All of Dan and Debbie Joseph's kids race and have grown in the sport through the boats the Joseph family has collected through the years. Their first races all have taken place in Brian Joseph's boat Little Fission, an S-Class hydroplane that is perfect for beginners learning how to drive. As they all grew in the sport, they graduated to some of the larger, more powerful boats like the E-Class Agitator and F-Class Jade Dragon.
Those raceboats are the thread that ties together the families found in the Wheeling regatta pits throughout Labor Day weekend. The Glasgows of Triadelphia are another big family that is an event mainstay. Anne Glasgow said that seven family members, with father Ty Glasgow at the helm, were at Heritage Port this past weekend.
The shared love of the sport makes family gatherings easy and fun, Anne Glasgow said. There may be disagreements in other subjects, but raceboats is a subject where everyone is in sync.

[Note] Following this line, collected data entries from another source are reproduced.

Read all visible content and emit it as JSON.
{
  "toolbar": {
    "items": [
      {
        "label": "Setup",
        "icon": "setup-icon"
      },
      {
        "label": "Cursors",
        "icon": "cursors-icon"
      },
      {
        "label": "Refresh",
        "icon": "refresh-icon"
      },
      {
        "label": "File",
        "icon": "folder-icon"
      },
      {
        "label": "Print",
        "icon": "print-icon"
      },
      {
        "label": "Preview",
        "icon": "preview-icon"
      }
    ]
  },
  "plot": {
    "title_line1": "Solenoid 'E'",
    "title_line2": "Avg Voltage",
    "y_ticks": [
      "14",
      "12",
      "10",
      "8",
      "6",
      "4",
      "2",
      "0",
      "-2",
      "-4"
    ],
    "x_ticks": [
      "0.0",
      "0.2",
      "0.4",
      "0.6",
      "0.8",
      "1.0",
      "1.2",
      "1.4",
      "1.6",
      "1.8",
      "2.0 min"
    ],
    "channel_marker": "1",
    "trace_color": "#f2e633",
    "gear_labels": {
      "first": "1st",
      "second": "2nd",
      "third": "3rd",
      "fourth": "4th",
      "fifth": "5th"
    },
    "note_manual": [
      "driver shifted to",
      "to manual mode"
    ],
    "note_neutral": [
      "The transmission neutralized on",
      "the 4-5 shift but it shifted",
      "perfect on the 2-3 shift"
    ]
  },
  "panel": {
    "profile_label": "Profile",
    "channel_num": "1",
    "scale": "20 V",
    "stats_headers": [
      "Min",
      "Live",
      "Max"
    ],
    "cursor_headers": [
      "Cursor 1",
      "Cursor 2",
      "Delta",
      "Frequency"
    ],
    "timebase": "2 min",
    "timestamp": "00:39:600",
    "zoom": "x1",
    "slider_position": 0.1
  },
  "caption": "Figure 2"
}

"Pretty much every big family holiday, we're talking about what boats we're going to try and get ready," she said. "We have a whole fleet of, like, seven or eight boats at this point. So we say, 'OK, we can't bring all seven. What are we going to try and work on this winter to be able to take care of and get things done?'
"A lot of people, they have football or soccer," she added, "but I have racing, which is almost a dying breed now."
Yet there are new generations of these families who are ready to help keep the sport alive. Debbie and Dan Joseph's 9-year-old granddaughter Kylie Cox has been telling her grandparents and parents, Kristin and Chris Cox, that she wants to race and already has the Jade Dragon in her sights.
"It's really, really fast," Kylie said.
"Do you think you'll be able to drive the Jade Dragon as fast as Daddy drives it?" Debbie Joseph asked her granddaughter.
"Faster," Kylie said with a smile.
Glasgow said her 12-year-old son Aston is champing at the bit to hit the water in one of the family's hydroplanes, too. He wants to feel the rush that Brewer felt on his maiden voyage Saturday in the S-Class Fools Gold.
He joked within earshot of Mark Cravens that he'll race better than his grandfather one day, but on Saturday, he felt that his first run in a boat was a major accomplishment, like graduating from college, only it's his first day in pursuing his degree in hydroplane racing.
Learning what makes for a great driver is a challenge, Brewer said, but it's one he's ready for with his family in his corner.
"I'm very fortunate I grew up in the family I did," he said. "And I'm very fortunate my life is turning out the way that it did."